Dans ce contexte propice au romantisme, on retrouve un jeune homme sans le sou, sur le point de se suicider alors qu’une déception amoureuse et les vicissitudes d’une jeunesse ruinée ont réduit à néant ce qui lui restait d’espoir. Pourtant, poussé par la Providence et par quelque magie noire, Raphaël s’empare alors d’une mystérieuse « peau de chagrin » qui accomplit tous ses souhaits, mais, il s’en rend bien compte, réduit son espérance de vie à mesure qu’il désire. 

Alors, s’enchaînent les bacchanales désœuvrées, orgies insensées où se mêlent plaisirs de la chair, politique et théologie : la jeunesse bourgeoise se mélange à l’aristocratie décadente pour laisser s’échapper un sublime dionysiaque ; l’on est à Rome, Versailles et Paris tout à la fois. Mais bien vite, une longue et merveilleuse histoire d’amour viendra prendre le pas. À nouveau, comme souvent chez Balzac, les espoirs fous des jeunes génies viendront se heurter à la froideur noble d’une femme distinguée. « Elle déployait des grâces infinies dans mille choses qui semblent des riens et qui, cependant, sont la moitié de la vie. » 

L’élément fantastique, la peau de chagrin qui accomplit les souhaits tout en rapprochant de la mort celui qui la détient, est un élément étonnant chez Balzac.
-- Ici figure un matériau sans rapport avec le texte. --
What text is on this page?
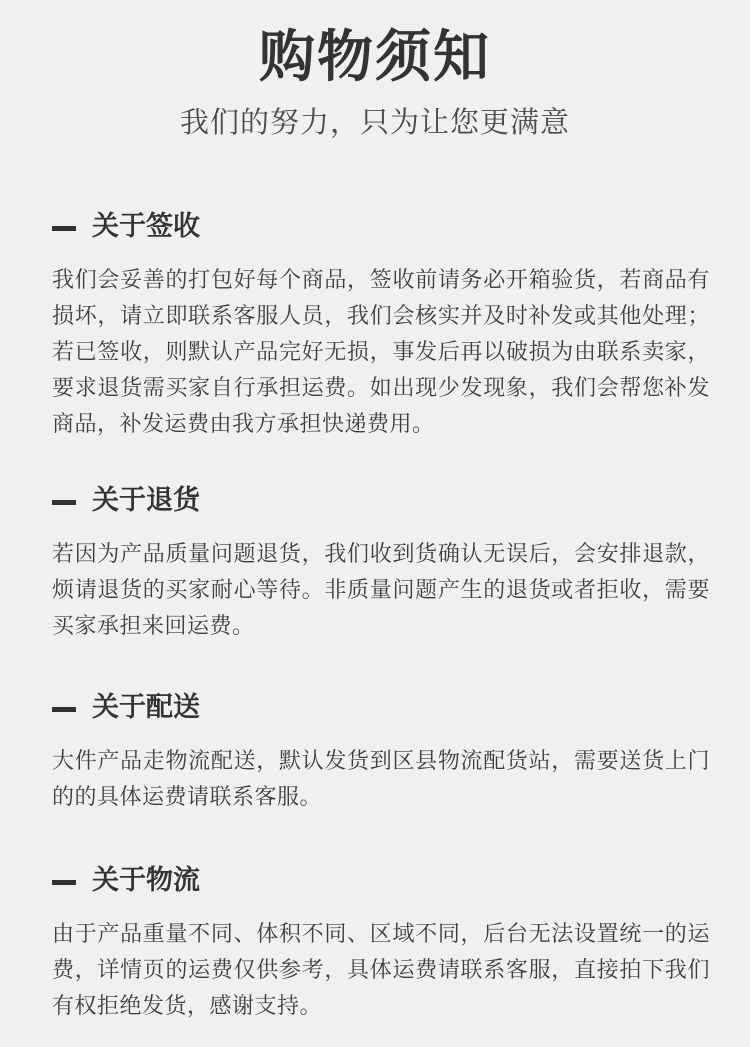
购物须知
我们的努力，只为让您更满意
关于签收
我们会妥善的打包好每个商品，签收前请务必开箱验货，若商品有损坏，请立即联系客服人员，我们会核实并及时补发或其他处理；若已签收，则默认产品完好无损，事发后再以破损为由联系卖家，要求退货需买家自行承担运费。如出现少发现象，我们会帮您补发商品，补发运费由我方承担快递费用。
关于退货
若因为产品质量问题退货，我们收到货确认无误后，会安排退款，烦请退货的买家耐心等待。非质量问题产生的退货或者拒收，需要买家承担来回运费。
关于配送
大件产品走物流配送，默认发货到区县物流配货站，需要送货上门的的具体运费请联系客服。
关于物流
由于产品重量不同、体积不同、区域不同，后台无法设置统一的运费，详情页的运费仅供参考，具体运费请联系客服，直接拍下我们有权拒绝发货，感谢支持。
Pourtant, il vient servir-là un enseignement si humain que l’on en oublie son absurdité : au fond, on comprend que pour Balzac, l’énergie vitale des jeunes hommes est aussi admirable que destructrice. Par leur folle audace, par leurs ambitions admirables, ils viendront se consumer comme si, en voulant être de grandes flammes, ils brûlaient plus vite la mèche de leur vie. 

Impressionnant de tristesse, de beauté et de fougue, La peau de chagrin est un excellent classique de la littérature romantique du XIXe siècle, alliant à la profondeur sentimentale du Lys dans la vallée la trépidante vie parisienne des Illusions perdues. A lire absolument, avec du Beethoven en fond.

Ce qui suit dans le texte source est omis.